Après un stage d’un mois au Camp de
Belley (01), notre batterie arrive à Plampinet (05) fin Mars-début Avril,
pour relever une batterie allant en repos.
Notre batterie était composée uniquement
d’anciens maquisards de l’Ain, du Rhône et de l’Isère, dont la plupart
était sur le front du Queyras en décembre 1944, à la 4ème Division Alpine
en tant que fantassins alpins.
Trois canons de 75 étaient positionnés
le long de la rivière La Clarée à 1 km environ au sud du village, le 4ème
dans la cour du Fort de l’Olive, culminant à 2500 m environ.
Chacune des équipes de «servants» d’une
pièce passait 8 à 10 jours au Fort.
L’équipe à laquelle j’appartenais prit
la direction du Fort vers le 25/04/45 par le seul sentier praticable
depuis Plampinet avec dans notre sac à dos, en plus du barda habituel, un
obus de 75 (9 kg), une boule de pain et un flasque de 2 litres de vin.
Je pense que nous avons mis plus de 2
heures pour rejoindre notre nouveau poste et relever l’équipe précédente
qui redescendit au village.
Les canons du Fort, comme ceux de la
vallée étaient pointés vers l’Aiguille Rouge (1), occupée par les
Allemands. Notre activité au Fort était limitée par la pauvreté de notre
stock d’obus. Les canons de la vallée tiraient bien d'avantage
pour épauler nos fantassins dans la région de Névache.
Un après midi, un commandant fit une visite
d’inspection. Alors que nous étions en position repos près de notre canon
et qu’il nous prodiguait quelques paroles, un fort sifflement se fit
entendre au-dessus de nos têtes. Couchez vous commanda-t-il. Remis debout,
il nous déclara : « je connais bien ce bruit, c’est un obus de 77
allemand » et nous conseilla de rejoindre l’abri le plus sûr.Un quart
d’heure plus tard, il prenait le chemin du retour.
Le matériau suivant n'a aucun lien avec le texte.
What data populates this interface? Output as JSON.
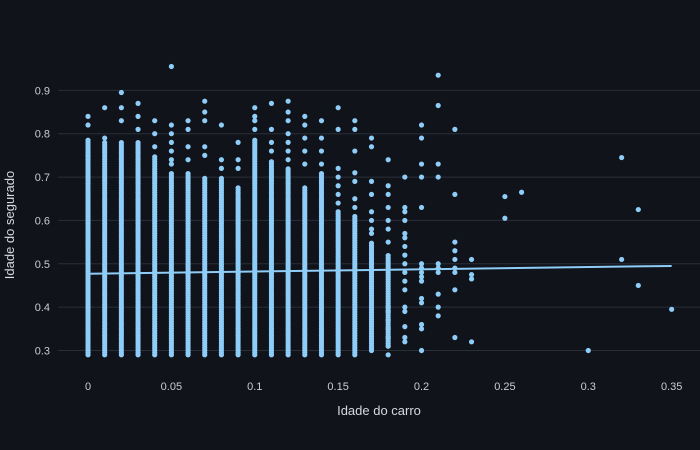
{
  "chart_data": {
    "type": "scatter",
    "title": "",
    "xlabel": "Idade do carro",
    "ylabel": "Idade do segurado",
    "xlim": [
      -0.018,
      0.367
    ],
    "ylim": [
      0.255,
      0.97
    ],
    "x_ticks": [
      0,
      0.05,
      0.1,
      0.15,
      0.2,
      0.25,
      0.3,
      0.35
    ],
    "y_ticks": [
      0.3,
      0.4,
      0.5,
      0.6,
      0.7,
      0.8,
      0.9
    ],
    "x_tick_labels": [
      "0",
      "0.05",
      "0.1",
      "0.15",
      "0.2",
      "0.25",
      "0.3",
      "0.35"
    ],
    "y_tick_labels": [
      "0.3",
      "0.4",
      "0.5",
      "0.6",
      "0.7",
      "0.8",
      "0.9"
    ],
    "grid": "horizontal",
    "legend": "none",
    "colors": {
      "points": "#8ecdf8",
      "trendline": "#8ecdf8",
      "background": "#10131a",
      "grid": "#2a2e38"
    },
    "dense_columns": [
      {
        "x": 0,
        "ymin": 0.29,
        "ymax": 0.79
      },
      {
        "x": 0.01,
        "ymin": 0.29,
        "ymax": 0.78
      },
      {
        "x": 0.02,
        "ymin": 0.29,
        "ymax": 0.78
      },
      {
        "x": 0.03,
        "ymin": 0.29,
        "ymax": 0.78
      },
      {
        "x": 0.04,
        "ymin": 0.29,
        "ymax": 0.75
      },
      {
        "x": 0.05,
        "ymin": 0.29,
        "ymax": 0.71
      },
      {
        "x": 0.06,
        "ymin": 0.29,
        "ymax": 0.71
      },
      {
        "x": 0.07,
        "ymin": 0.29,
        "ymax": 0.7
      },
      {
        "x": 0.08,
        "ymin": 0.29,
        "ymax": 0.7
      },
      {
        "x": 0.09,
        "ymin": 0.29,
        "ymax": 0.68
      },
      {
        "x": 0.1,
        "ymin": 0.29,
        "ymax": 0.79
      },
      {
        "x": 0.11,
        "ymin": 0.29,
        "ymax": 0.74
      },
      {
        "x": 0.12,
        "ymin": 0.29,
        "ymax": 0.72
      },
      {
        "x": 0.13,
        "ymin": 0.29,
        "ymax": 0.68
      },
      {
        "x": 0.14,
        "ymin": 0.29,
        "ymax": 0.71
      },
      {
        "x": 0.15,
        "ymin": 0.29,
        "ymax": 0.62
      },
      {
        "x": 0.16,
        "ymin": 0.29,
        "ymax": 0.61
      },
      {
        "x": 0.17,
        "ymin": 0.3,
        "ymax": 0.55
      },
      {
        "x": 0.18,
        "ymin": 0.31,
        "ymax": 0.52
      }
    ],
    "points": [
      [
        0,
        0.84
      ],
      [
        0,
        0.82
      ],
      [
        0,
        0.75
      ],
      [
        0.01,
        0.86
      ],
      [
        0.01,
        0.79
      ],
      [
        0.02,
        0.895
      ],
      [
        0.02,
        0.86
      ],
      [
        0.02,
        0.83
      ],
      [
        0.03,
        0.87
      ],
      [
        0.03,
        0.84
      ],
      [
        0.03,
        0.81
      ],
      [
        0.04,
        0.83
      ],
      [
        0.04,
        0.8
      ],
      [
        0.04,
        0.77
      ],
      [
        0.05,
        0.955
      ],
      [
        0.05,
        0.82
      ],
      [
        0.05,
        0.8
      ],
      [
        0.05,
        0.78
      ],
      [
        0.05,
        0.76
      ],
      [
        0.05,
        0.74
      ],
      [
        0.05,
        0.73
      ],
      [
        0.06,
        0.83
      ],
      [
        0.06,
        0.81
      ],
      [
        0.06,
        0.77
      ],
      [
        0.06,
        0.74
      ],
      [
        0.07,
        0.875
      ],
      [
        0.07,
        0.85
      ],
      [
        0.07,
        0.83
      ],
      [
        0.07,
        0.77
      ],
      [
        0.07,
        0.75
      ],
      [
        0.08,
        0.82
      ],
      [
        0.08,
        0.74
      ],
      [
        0.08,
        0.72
      ],
      [
        0.09,
        0.78
      ],
      [
        0.09,
        0.74
      ],
      [
        0.09,
        0.72
      ],
      [
        0.1,
        0.86
      ],
      [
        0.1,
        0.84
      ],
      [
        0.1,
        0.83
      ],
      [
        0.1,
        0.81
      ],
      [
        0.11,
        0.87
      ],
      [
        0.11,
        0.81
      ],
      [
        0.11,
        0.78
      ],
      [
        0.11,
        0.76
      ],
      [
        0.12,
        0.875
      ],
      [
        0.12,
        0.85
      ],
      [
        0.12,
        0.83
      ],
      [
        0.12,
        0.8
      ],
      [
        0.12,
        0.78
      ],
      [
        0.12,
        0.76
      ],
      [
        0.12,
        0.74
      ],
      [
        0.13,
        0.84
      ],
      [
        0.13,
        0.82
      ],
      [
        0.13,
        0.79
      ],
      [
        0.13,
        0.76
      ],
      [
        0.13,
        0.73
      ],
      [
        0.14,
        0.83
      ],
      [
        0.14,
        0.79
      ],
      [
        0.14,
        0.76
      ],
      [
        0.14,
        0.73
      ],
      [
        0.15,
        0.86
      ],
      [
        0.15,
        0.81
      ],
      [
        0.15,
        0.72
      ],
      [
        0.15,
        0.7
      ],
      [
        0.15,
        0.68
      ],
      [
        0.15,
        0.66
      ],
      [
        0.15,
        0.64
      ],
      [
        0.16,
        0.83
      ],
      [
        0.16,
        0.81
      ],
      [
        0.16,
        0.76
      ],
      [
        0.16,
        0.71
      ],
      [
        0.16,
        0.69
      ],
      [
        0.16,
        0.65
      ],
      [
        0.16,
        0.63
      ],
      [
        0.17,
        0.79
      ],
      [
        0.17,
        0.77
      ],
      [
        0.17,
        0.69
      ],
      [
        0.17,
        0.66
      ],
      [
        0.17,
        0.62
      ],
      [
        0.17,
        0.6
      ],
      [
        0.17,
        0.58
      ],
      [
        0.17,
        0.57
      ],
      [
        0.18,
        0.74
      ],
      [
        0.18,
        0.68
      ],
      [
        0.18,
        0.66
      ],
      [
        0.18,
        0.63
      ],
      [
        0.18,
        0.6
      ],
      [
        0.18,
        0.58
      ],
      [
        0.18,
        0.55
      ],
      [
        0.18,
        0.4
      ],
      [
        0.18,
        0.39
      ],
      [
        0.18,
        0.37
      ],
      [
        0.18,
        0.35
      ],
      [
        0.18,
        0.33
      ],
      [
        0.18,
        0.31
      ],
      [
        0.18,
        0.29
      ],
      [
        0.19,
        0.7
      ],
      [
        0.19,
        0.63
      ],
      [
        0.19,
        0.62
      ],
      [
        0.19,
        0.6
      ],
      [
        0.19,
        0.57
      ],
      [
        0.19,
        0.56
      ],
      [
        0.19,
        0.54
      ],
      [
        0.19,
        0.52
      ],
      [
        0.19,
        0.5
      ],
      [
        0.19,
        0.48
      ],
      [
        0.19,
        0.46
      ],
      [
        0.19,
        0.44
      ],
      [
        0.19,
        0.4
      ],
      [
        0.19,
        0.39
      ],
      [
        0.19,
        0.355
      ],
      [
        0.19,
        0.33
      ],
      [
        0.19,
        0.32
      ],
      [
        0.2,
        0.82
      ],
      [
        0.2,
        0.79
      ],
      [
        0.2,
        0.73
      ],
      [
        0.2,
        0.7
      ],
      [
        0.2,
        0.63
      ],
      [
        0.2,
        0.5
      ],
      [
        0.2,
        0.49
      ],
      [
        0.2,
        0.48
      ],
      [
        0.2,
        0.47
      ],
      [
        0.2,
        0.46
      ],
      [
        0.2,
        0.42
      ],
      [
        0.2,
        0.41
      ],
      [
        0.2,
        0.36
      ],
      [
        0.2,
        0.35
      ],
      [
        0.2,
        0.3
      ],
      [
        0.21,
        0.935
      ],
      [
        0.21,
        0.865
      ],
      [
        0.21,
        0.73
      ],
      [
        0.21,
        0.7
      ],
      [
        0.21,
        0.5
      ],
      [
        0.21,
        0.49
      ],
      [
        0.21,
        0.48
      ],
      [
        0.21,
        0.43
      ],
      [
        0.21,
        0.4
      ],
      [
        0.21,
        0.38
      ],
      [
        0.22,
        0.81
      ],
      [
        0.22,
        0.66
      ],
      [
        0.22,
        0.55
      ],
      [
        0.22,
        0.53
      ],
      [
        0.22,
        0.51
      ],
      [
        0.22,
        0.49
      ],
      [
        0.22,
        0.48
      ],
      [
        0.22,
        0.44
      ],
      [
        0.22,
        0.33
      ],
      [
        0.23,
        0.51
      ],
      [
        0.23,
        0.475
      ],
      [
        0.23,
        0.465
      ],
      [
        0.23,
        0.32
      ],
      [
        0.25,
        0.655
      ],
      [
        0.25,
        0.605
      ],
      [
        0.26,
        0.665
      ],
      [
        0.3,
        0.3
      ],
      [
        0.32,
        0.745
      ],
      [
        0.32,
        0.51
      ],
      [
        0.33,
        0.625
      ],
      [
        0.33,
        0.45
      ],
      [
        0.35,
        0.395
      ]
    ],
    "trendline": {
      "x": [
        0,
        0.35
      ],
      "y": [
        0.477,
        0.495
      ]
    }
  }
}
Quarante à cinquante minutes après ce
sifflement, un second se fit entendre, et ainsi de suite jusqu’à la tombée
de la nuit.
Ces obus devaient finir leur course dans
le grand abîme à l’Ouest du Fort et peut-être ne pas éclater car nous
n’avons entendu aucune explosion.
Le lendemain matin, les sifflements
recommencèrent avec les mêmes intervalles et les mêmes résultats.
L’aprés- midi, après le repas au
réfectoire, nous décidâmes de faire une partie de cartes. La pièce nous
servant de réfectoire, attenait au mur d’enceinte côté sud, d’où l’on
écoutait toujours passer les obus.
Entre 15 et 16 heures il n’y eut pas de
sifflements mais un puissant souffle continu et deux brouettes de roche
concassée pénétrèrent dans la pièce par deux meurtrières.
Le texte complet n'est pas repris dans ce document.